Il est des peuples dont la force ne réside ni dans le nombre, ni dans la puissance matérielle, mais dans la vigueur de leur identité, la solidité de leurs racines et la capacité de laisser une empreinte durable sur l’histoire. Les Koh Zimé, peuple de la grande forêt d’Afrique centrale, appartiennent à cette catégorie rare. Depuis plusieurs décennies, ils démontrent qu’au cœur des arbres séculaires, des traditions ancestrales et d’un territoire façonné par la mémoire, naissent des dynamiques capables d’influencer une région tout entière.
Et l’histoire retiendra que, pour la sixième fois, la forêt va parler. Elle va vibrer. Elle va rayonner.
Du 15 au 21 décembre 2025, la ville historique de Lomié deviendra l’épicentre de cette effervescence culturelle, accueillant un rendez-vous désormais incontournable : le Festival du peuple Koh Zimé.
Un peuple, une identité, plusieurs ethnies apparentées
Dans un continent où les crises identitaires interrogent la place des valeurs traditionnelles dans un monde globalisé, les Koh Zimé offrent un contre-exemple lumineux.
Leur langue, riche de seize dialectes, est à elle seule un continent miniature : une constellation de sons, de récits et de savoirs, qui témoigne de la finesse sociale et culturelle de ce peuple transfrontalier présent au Cameroun et dans plusieurs pays voisins.
À travers leurs rites, leur pharmacopée, leurs chants, leurs récits initiatiques ou leur art de la parole, les Koh Zimé perpétuent une tradition qui ne cesse d’interagir avec la modernité. Ils ne se contentent pas de conserver : ils réinventent, ils transmettent, ils dynamisent.
Un festival né pour rassembler, devenu un symbole national
Depuis sa création en 2020, le festival Koh Zimé s’est imposé comme bien plus qu’un simple événement.
Il est devenu un mouvement culturel, un espace de renaissance identitaire et, pour beaucoup, une fierté collective.
D’édition en édition, des thématiques fortes telles que :
« Le Réveil du peuple Koh Zimé »,
« La Marche culturelle »,
ont permis de fédérer la jeunesse, de réactiver les liens communautaires et de rappeler que la culture est un socle stratégique pour le développement.
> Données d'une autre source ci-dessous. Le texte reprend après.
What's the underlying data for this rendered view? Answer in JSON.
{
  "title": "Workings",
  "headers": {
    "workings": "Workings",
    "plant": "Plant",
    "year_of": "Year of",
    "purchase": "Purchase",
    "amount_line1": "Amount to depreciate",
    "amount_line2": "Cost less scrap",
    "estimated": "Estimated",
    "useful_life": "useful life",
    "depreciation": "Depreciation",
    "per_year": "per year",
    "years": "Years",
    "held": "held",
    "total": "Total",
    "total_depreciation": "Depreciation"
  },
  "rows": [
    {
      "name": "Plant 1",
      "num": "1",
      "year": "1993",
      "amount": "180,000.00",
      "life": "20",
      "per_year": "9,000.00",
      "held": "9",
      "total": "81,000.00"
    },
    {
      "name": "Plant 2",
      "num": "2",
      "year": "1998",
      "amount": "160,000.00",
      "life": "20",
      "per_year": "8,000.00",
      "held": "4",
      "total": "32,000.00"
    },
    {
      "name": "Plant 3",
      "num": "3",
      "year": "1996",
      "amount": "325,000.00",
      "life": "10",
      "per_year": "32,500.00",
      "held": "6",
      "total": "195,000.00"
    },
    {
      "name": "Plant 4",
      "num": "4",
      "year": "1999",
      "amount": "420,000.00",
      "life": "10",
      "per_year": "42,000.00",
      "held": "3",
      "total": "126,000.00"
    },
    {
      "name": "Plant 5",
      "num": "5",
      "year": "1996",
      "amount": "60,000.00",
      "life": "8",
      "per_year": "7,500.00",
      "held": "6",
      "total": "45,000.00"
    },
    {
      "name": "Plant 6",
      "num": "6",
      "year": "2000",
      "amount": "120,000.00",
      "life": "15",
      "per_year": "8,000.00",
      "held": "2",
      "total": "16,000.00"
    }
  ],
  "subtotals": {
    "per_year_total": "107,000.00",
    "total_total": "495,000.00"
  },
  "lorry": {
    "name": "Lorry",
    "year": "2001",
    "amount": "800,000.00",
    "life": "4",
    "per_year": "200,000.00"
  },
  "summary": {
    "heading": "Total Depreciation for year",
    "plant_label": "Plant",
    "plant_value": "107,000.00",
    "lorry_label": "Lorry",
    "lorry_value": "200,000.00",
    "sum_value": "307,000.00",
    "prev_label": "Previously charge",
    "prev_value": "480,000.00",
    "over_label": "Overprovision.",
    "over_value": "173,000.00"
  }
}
L’édition 2024 à Yokadouma a marqué un tournant. Jamais un festival n’avait suscité une telle mobilisation dans la région : expositions, danses du terroir, ateliers, espaces de transmission aux jeunes, valorisation des plantes médicinales…
Yokadouma a vécu au rythme d’un peuple qui se raconte, s’affirme et se projette dans l’avenir.
Lomié 2025 : retour aux sources, défi d’ampleur
Cette année, le festival revient dans l’un de ses berceaux : Lomié.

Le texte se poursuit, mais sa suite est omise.